I had the pleasure of being interviewed by GMCC about my experience of cycling in Manchester, with a wee comparison to the cycling scene in Vicenza.
Here’s a short extract, to tease you to go and read the full article, written by Alex Bailey.
In the second of GMCC’s series of interviews offering an outside eye on Manchester’s cycling culture, we hear from adopted Mancunian Lorenza Casini, an Architect and campaigner who mixes with Manchester’s motors on a daily basis.
Ask where in Italy she is from and Lorenza will tell you she has lived in so many towns, from Rome to the coast, she’s now thoroughly ‘Italian’. But Vicenza is now where her mother lives and cycling there is great, thanks to the slower pace of life and fact that the car drivers are cyclists too. “There’s no dedicated infrastructure but there’s respect,” she adds.
Looking at her photos of Vicenza, what strikes you is not only the absence of cars but also the conviviality of the cycling, with people on their bikes chatting in the narrow streets and the market squares; bicycles integrate with the fabric of the town – and there’s not a shred of hi-viz. Has Vicenza put the car in its place? “The Italians still love their cars,” Lorenza wryly assures us.

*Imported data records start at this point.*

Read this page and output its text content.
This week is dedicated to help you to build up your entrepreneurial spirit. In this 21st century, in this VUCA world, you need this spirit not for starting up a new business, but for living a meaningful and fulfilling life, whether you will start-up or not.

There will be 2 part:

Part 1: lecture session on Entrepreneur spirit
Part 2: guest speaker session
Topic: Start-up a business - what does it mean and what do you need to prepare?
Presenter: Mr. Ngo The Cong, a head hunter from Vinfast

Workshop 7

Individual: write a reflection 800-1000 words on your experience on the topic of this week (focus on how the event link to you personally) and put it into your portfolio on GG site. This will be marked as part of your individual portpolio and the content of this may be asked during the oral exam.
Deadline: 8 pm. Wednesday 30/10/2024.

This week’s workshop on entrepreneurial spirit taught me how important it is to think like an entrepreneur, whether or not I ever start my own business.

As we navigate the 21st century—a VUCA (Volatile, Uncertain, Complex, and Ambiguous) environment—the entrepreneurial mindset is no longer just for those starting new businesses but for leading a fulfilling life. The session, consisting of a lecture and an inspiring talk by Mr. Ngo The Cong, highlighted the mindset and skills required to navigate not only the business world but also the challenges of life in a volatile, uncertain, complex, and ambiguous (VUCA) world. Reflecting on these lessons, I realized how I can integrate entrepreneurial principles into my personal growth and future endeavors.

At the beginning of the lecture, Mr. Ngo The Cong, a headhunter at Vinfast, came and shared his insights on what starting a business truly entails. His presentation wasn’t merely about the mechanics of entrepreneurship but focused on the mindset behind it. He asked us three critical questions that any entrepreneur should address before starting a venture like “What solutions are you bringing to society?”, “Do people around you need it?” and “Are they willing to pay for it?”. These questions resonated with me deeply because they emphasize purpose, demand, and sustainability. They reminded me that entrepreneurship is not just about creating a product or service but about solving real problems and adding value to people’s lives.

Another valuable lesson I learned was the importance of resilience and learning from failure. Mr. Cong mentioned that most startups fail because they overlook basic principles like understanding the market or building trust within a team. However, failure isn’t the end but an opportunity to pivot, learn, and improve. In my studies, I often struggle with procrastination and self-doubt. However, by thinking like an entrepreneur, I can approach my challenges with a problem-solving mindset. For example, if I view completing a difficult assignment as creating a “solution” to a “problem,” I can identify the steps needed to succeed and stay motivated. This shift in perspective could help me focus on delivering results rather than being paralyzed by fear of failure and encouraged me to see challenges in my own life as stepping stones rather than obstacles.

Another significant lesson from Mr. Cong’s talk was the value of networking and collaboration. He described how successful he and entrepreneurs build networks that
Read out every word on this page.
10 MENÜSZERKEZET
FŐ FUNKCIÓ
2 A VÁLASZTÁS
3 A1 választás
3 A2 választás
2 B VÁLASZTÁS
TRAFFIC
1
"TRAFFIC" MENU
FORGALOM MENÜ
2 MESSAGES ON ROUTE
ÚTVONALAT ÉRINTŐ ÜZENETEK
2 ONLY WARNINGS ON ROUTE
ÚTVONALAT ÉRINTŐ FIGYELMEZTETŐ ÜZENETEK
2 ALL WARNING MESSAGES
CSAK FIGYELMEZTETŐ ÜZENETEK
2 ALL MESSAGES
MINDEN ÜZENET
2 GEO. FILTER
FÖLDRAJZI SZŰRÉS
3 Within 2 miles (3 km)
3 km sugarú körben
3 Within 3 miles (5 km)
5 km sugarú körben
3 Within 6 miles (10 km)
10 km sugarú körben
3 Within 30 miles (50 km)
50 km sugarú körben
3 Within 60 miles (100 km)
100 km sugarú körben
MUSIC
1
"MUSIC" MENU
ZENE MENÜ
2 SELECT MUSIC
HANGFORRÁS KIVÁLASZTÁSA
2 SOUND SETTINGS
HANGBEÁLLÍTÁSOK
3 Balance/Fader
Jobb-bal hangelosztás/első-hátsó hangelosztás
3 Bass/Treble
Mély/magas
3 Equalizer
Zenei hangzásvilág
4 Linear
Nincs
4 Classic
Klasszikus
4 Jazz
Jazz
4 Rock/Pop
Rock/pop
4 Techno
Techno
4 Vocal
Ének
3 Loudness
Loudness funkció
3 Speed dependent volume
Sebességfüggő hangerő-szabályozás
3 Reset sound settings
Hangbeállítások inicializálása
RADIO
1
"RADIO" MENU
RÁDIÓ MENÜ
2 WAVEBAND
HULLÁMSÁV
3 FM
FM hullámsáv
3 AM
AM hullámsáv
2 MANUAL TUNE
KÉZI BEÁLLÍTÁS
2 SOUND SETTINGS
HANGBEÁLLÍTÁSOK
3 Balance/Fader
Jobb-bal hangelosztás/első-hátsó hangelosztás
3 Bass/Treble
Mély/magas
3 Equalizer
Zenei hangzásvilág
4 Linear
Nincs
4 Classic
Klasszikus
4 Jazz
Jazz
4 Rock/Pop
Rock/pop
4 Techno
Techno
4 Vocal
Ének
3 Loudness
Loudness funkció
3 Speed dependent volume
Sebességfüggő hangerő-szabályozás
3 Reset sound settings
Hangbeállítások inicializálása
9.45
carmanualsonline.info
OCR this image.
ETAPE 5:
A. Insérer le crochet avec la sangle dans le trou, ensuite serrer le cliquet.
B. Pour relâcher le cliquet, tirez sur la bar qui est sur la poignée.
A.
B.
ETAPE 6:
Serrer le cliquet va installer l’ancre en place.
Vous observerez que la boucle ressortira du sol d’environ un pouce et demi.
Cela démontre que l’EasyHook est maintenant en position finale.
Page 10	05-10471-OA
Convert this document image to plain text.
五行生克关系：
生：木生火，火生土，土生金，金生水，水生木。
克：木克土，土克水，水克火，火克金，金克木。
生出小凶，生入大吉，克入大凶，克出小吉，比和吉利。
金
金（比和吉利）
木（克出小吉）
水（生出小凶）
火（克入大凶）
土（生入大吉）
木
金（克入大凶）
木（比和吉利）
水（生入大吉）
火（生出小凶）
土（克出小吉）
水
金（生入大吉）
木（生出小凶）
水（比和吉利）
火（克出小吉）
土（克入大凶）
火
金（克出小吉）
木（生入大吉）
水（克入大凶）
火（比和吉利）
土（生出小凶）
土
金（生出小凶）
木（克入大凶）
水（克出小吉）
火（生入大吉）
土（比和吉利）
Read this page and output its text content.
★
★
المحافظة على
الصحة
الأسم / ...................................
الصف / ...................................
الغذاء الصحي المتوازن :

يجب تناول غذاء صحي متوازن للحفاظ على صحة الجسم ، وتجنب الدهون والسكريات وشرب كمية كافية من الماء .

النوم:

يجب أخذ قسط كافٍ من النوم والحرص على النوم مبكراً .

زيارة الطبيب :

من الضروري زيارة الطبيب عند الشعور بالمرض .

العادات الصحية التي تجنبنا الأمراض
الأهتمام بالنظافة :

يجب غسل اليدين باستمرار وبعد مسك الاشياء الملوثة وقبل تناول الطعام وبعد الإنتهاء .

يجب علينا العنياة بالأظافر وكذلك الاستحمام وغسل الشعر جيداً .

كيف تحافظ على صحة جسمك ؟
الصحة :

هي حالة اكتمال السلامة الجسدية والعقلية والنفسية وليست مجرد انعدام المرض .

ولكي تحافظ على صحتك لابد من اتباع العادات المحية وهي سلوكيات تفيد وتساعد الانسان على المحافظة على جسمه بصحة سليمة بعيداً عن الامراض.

On moving to Manchester as a student in 1998, the difference in road behaviour came as a shock. “Cycling looked incredibly scary with cyclists wearing special clothing sandwiched in between all that traffic.” With the absence of changing rooms at work to remove any ‘special clothing’ as another barrier to cycling, Lorenza remained bikeless for ten years.
I also enjoyed seeing photos of myself on my bike while riding. In nearly three years of daily cycling I never managed to catch myself fully and I must admit I was impressed by how Pashley (or other sit-up bikes too) certainly makes the best bike for city transport, I always feel that on the Pashley I have the best view over traffic, I feel much more safe and confident when I have to ride amongst city traffic, which can be quite harrowing especially when sandwiched between double decker buses. The photos confirmed all that.
I also strongly feel that Pashley truly enables me to dress in ‘good’ clothes, I take pride in what I wear much more when I am out on Pashley (even compared to when I jump on a bus or take the train). I also noticed that when I ride my Dawes I have a different attitude, it’s a more ‘aggressive’ ride and so you’ll find me looking a lot more tomboyish and acting like one when I ride it over Pash.
Unfortunately lately I have experienced rude and aggressive behaviour from other drivers even when on Pashley and wearing civvi clothes. So I am not sure that the (not tested) theory that this kind of cycling style should encourage better driving behaviour is actually true. Plus the feminist in me squirms at the idea that I need to let my hair flow in the wind so that drivers would give more berth… WTF comes to mind! Shouldn’t we (all cyclists) be treated equally, with respect on roads no matter what we wear or what we look like? But that is for another post.
In the meantime I do seriously appreciate more and more how a different type of bike does influence your riding attitude and how, most importantly, it can interact with daily motor traffic.
What’s your view? Do you have different bikes and do they affect your style of riding? I’d like to hear.